Suatu ketika, di semester awal kuliah, saya mendapatkan tiga mata kuliah yang ada praktikumnya. Ya, di samping teori (belajar di ruang kelas), ketiga mata kuliah itu juga mengharuskan untuk ikut praktikum (melakukan praktikum di laboratorium). Meskipun praktikumnya masing-masing hanya berbobot satu SKS saja, namun nilai praktikum sangat memengaruhi akan kelulusan seorang mahasiswa.
| Sumber gambar: www.chemistry.untan.ac.id |
Ketiga mata kuliah (praktikum) tersebut harus dijalani sekali seminggu. Dengan demikian, laporan mingguan harus juga ditulis dan di-ACC sekali seminggu. Belum lagi tugas tambahan lainnya, misalnya membuat "Tugas Pendahuluan" sebelum memulai praktikum atau masuk laboratorium. Tugas Pendahuluan ini sebagai prasyarat untuk bisa ikut praktikum.
Menjalani tiga praktikum sekali seminggu selama satu semester, bagi saya bukanlah pekerjaan yang mudah.

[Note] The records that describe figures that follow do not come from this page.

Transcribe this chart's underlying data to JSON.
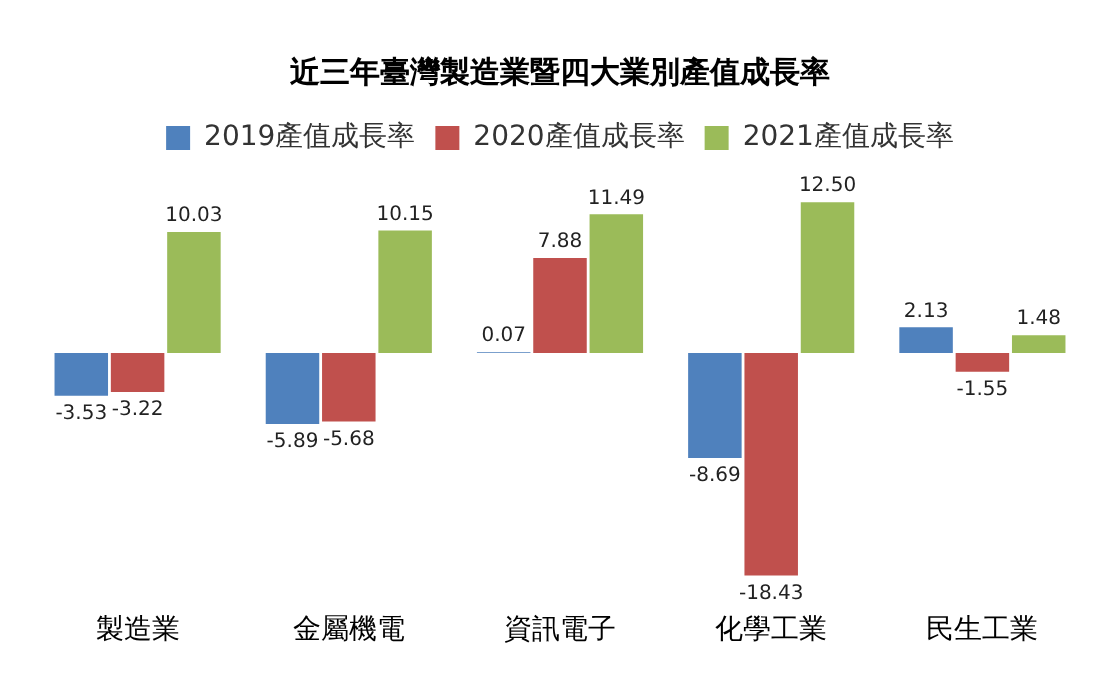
{
  "chart_data": {
    "type": "bar",
    "title": "近三年臺灣製造業暨四大業別產值成長率",
    "categories": [
      "製造業",
      "金屬機電",
      "資訊電子",
      "化學工業",
      "民生工業"
    ],
    "series": [
      {
        "name": "2019產值成長率",
        "color": "#4f81bd",
        "values": [
          -3.53,
          -5.89,
          0.07,
          -8.69,
          2.13
        ],
        "value_labels": [
          "-3.53",
          "-5.89",
          "0.07",
          "-8.69",
          "2.13"
        ]
      },
      {
        "name": "2020產值成長率",
        "color": "#c0504d",
        "values": [
          -3.22,
          -5.68,
          7.88,
          -18.43,
          -1.55
        ],
        "value_labels": [
          "-3.22",
          "-5.68",
          "7.88",
          "-18.43",
          "-1.55"
        ]
      },
      {
        "name": "2021產值成長率",
        "color": "#9bbb59",
        "values": [
          10.03,
          10.15,
          11.49,
          12.5,
          1.48
        ],
        "value_labels": [
          "10.03",
          "10.15",
          "11.49",
          "12.50",
          "1.48"
        ]
      }
    ],
    "tick_labels": "x",
    "grid": false,
    "legend": "top"
  }
}
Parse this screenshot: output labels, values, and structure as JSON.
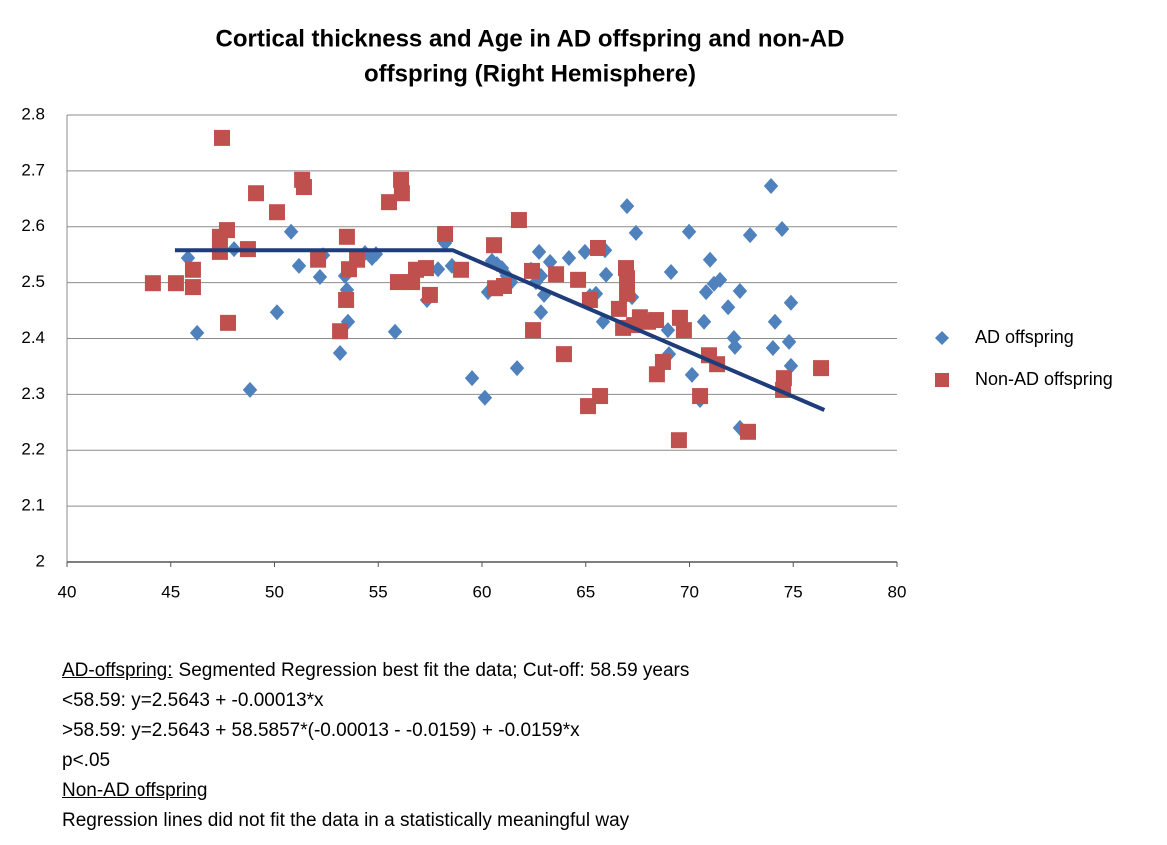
{
  "chart_data": {
    "type": "scatter",
    "title": [
      "Cortical thickness and Age in AD offspring and non-AD",
      "offspring (Right Hemisphere)"
    ],
    "xlim": [
      40,
      80
    ],
    "xticks": [
      40,
      45,
      50,
      55,
      60,
      65,
      70,
      75,
      80
    ],
    "ylim": [
      2,
      2.8
    ],
    "yticks": [
      2,
      2.1,
      2.2,
      2.3,
      2.4,
      2.5,
      2.6,
      2.7,
      2.8
    ],
    "grid": "y",
    "legend": "right",
    "series": [
      {
        "name": "AD offspring",
        "color": "#4f81bd",
        "marker": "diamond",
        "x": [
          45.83,
          46.27,
          48.05,
          48.82,
          50.12,
          50.8,
          51.18,
          52.19,
          52.34,
          53.16,
          53.4,
          53.49,
          53.54,
          54.36,
          54.7,
          54.89,
          55.81,
          57.35,
          57.88,
          58.22,
          58.55,
          59.52,
          60.14,
          60.29,
          60.48,
          60.72,
          60.96,
          61.2,
          61.4,
          61.69,
          62.36,
          62.6,
          62.75,
          62.84,
          62.84,
          62.99,
          63.28,
          64.19,
          64.96,
          65.2,
          65.49,
          65.83,
          65.93,
          65.98,
          66.99,
          67.23,
          67.42,
          68.96,
          69.01,
          69.11,
          69.98,
          70.12,
          70.51,
          70.7,
          70.8,
          70.99,
          71.18,
          71.47,
          71.86,
          72.14,
          72.19,
          72.43,
          72.43,
          72.92,
          73.93,
          74.02,
          74.12,
          74.46,
          74.8,
          74.89,
          74.89
        ],
        "values": [
          2.544,
          2.41,
          2.56,
          2.308,
          2.447,
          2.591,
          2.53,
          2.51,
          2.549,
          2.374,
          2.512,
          2.487,
          2.43,
          2.553,
          2.544,
          2.551,
          2.412,
          2.469,
          2.524,
          2.571,
          2.53,
          2.329,
          2.294,
          2.483,
          2.539,
          2.533,
          2.526,
          2.512,
          2.501,
          2.347,
          2.523,
          2.501,
          2.555,
          2.512,
          2.447,
          2.478,
          2.537,
          2.544,
          2.555,
          2.476,
          2.48,
          2.43,
          2.558,
          2.514,
          2.637,
          2.474,
          2.589,
          2.415,
          2.372,
          2.519,
          2.591,
          2.335,
          2.29,
          2.43,
          2.483,
          2.541,
          2.498,
          2.505,
          2.456,
          2.401,
          2.385,
          2.485,
          2.24,
          2.585,
          2.673,
          2.383,
          2.43,
          2.596,
          2.394,
          2.351,
          2.464
        ]
      },
      {
        "name": "Non-AD offspring",
        "color": "#c0504d",
        "marker": "square",
        "x": [
          44.14,
          45.25,
          46.07,
          46.07,
          47.47,
          47.37,
          47.37,
          47.71,
          47.76,
          48.72,
          49.11,
          50.12,
          51.33,
          51.42,
          52.1,
          53.16,
          53.45,
          53.49,
          53.59,
          53.98,
          55.52,
          56.1,
          56.14,
          55.95,
          56.63,
          56.82,
          57.3,
          57.49,
          58.22,
          58.99,
          60.58,
          60.63,
          61.06,
          61.78,
          62.41,
          62.46,
          63.57,
          63.95,
          64.63,
          65.11,
          65.2,
          65.59,
          65.69,
          66.6,
          66.8,
          66.94,
          66.99,
          66.99,
          67.33,
          67.61,
          68.0,
          68.39,
          68.43,
          68.72,
          69.49,
          69.54,
          69.73,
          70.51,
          70.94,
          71.33,
          72.82,
          74.51,
          74.55,
          76.34
        ],
        "values": [
          2.499,
          2.499,
          2.523,
          2.492,
          2.759,
          2.582,
          2.555,
          2.594,
          2.428,
          2.56,
          2.66,
          2.626,
          2.684,
          2.671,
          2.541,
          2.413,
          2.469,
          2.582,
          2.524,
          2.541,
          2.644,
          2.684,
          2.66,
          2.501,
          2.501,
          2.523,
          2.526,
          2.478,
          2.587,
          2.523,
          2.567,
          2.49,
          2.494,
          2.612,
          2.521,
          2.415,
          2.515,
          2.372,
          2.505,
          2.279,
          2.469,
          2.562,
          2.297,
          2.453,
          2.419,
          2.526,
          2.508,
          2.48,
          2.424,
          2.438,
          2.43,
          2.433,
          2.336,
          2.358,
          2.218,
          2.437,
          2.415,
          2.297,
          2.37,
          2.354,
          2.233,
          2.308,
          2.329,
          2.347
        ]
      }
    ],
    "fit": {
      "color": "#1f3d7a",
      "x": [
        45.2,
        58.59,
        76.5
      ],
      "values": [
        2.558,
        2.558,
        2.272
      ]
    },
    "notes": [
      {
        "heading": "AD-offspring:",
        "text": "Segmented Regression best fit the data; Cut-off: 58.59 years"
      },
      {
        "text": "<58.59: y=2.5643 + -0.00013*x"
      },
      {
        "text": ">58.59: y=2.5643 + 58.5857*(-0.00013 - -0.0159) + -0.0159*x"
      },
      {
        "text": "p<.05"
      },
      {
        "heading": "Non-AD offspring"
      },
      {
        "text": "Regression lines did not fit the data in a statistically meaningful way"
      }
    ]
  }
}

Sungguh, berat terasa. Namun, mau bagaimana lagi? Semuanya harus dijalani dengan sungguh-sungguh.
Ada hal yang "unik". Tugas Pendahuluan dan juga Laporan Praktikum mingguan dari ketiga mata kuliah itu tidak ditulis/diketik menggunakan komputer. Ya, yang satu tulis tangan, sementara dua lainnya menggunakan mesin ketik.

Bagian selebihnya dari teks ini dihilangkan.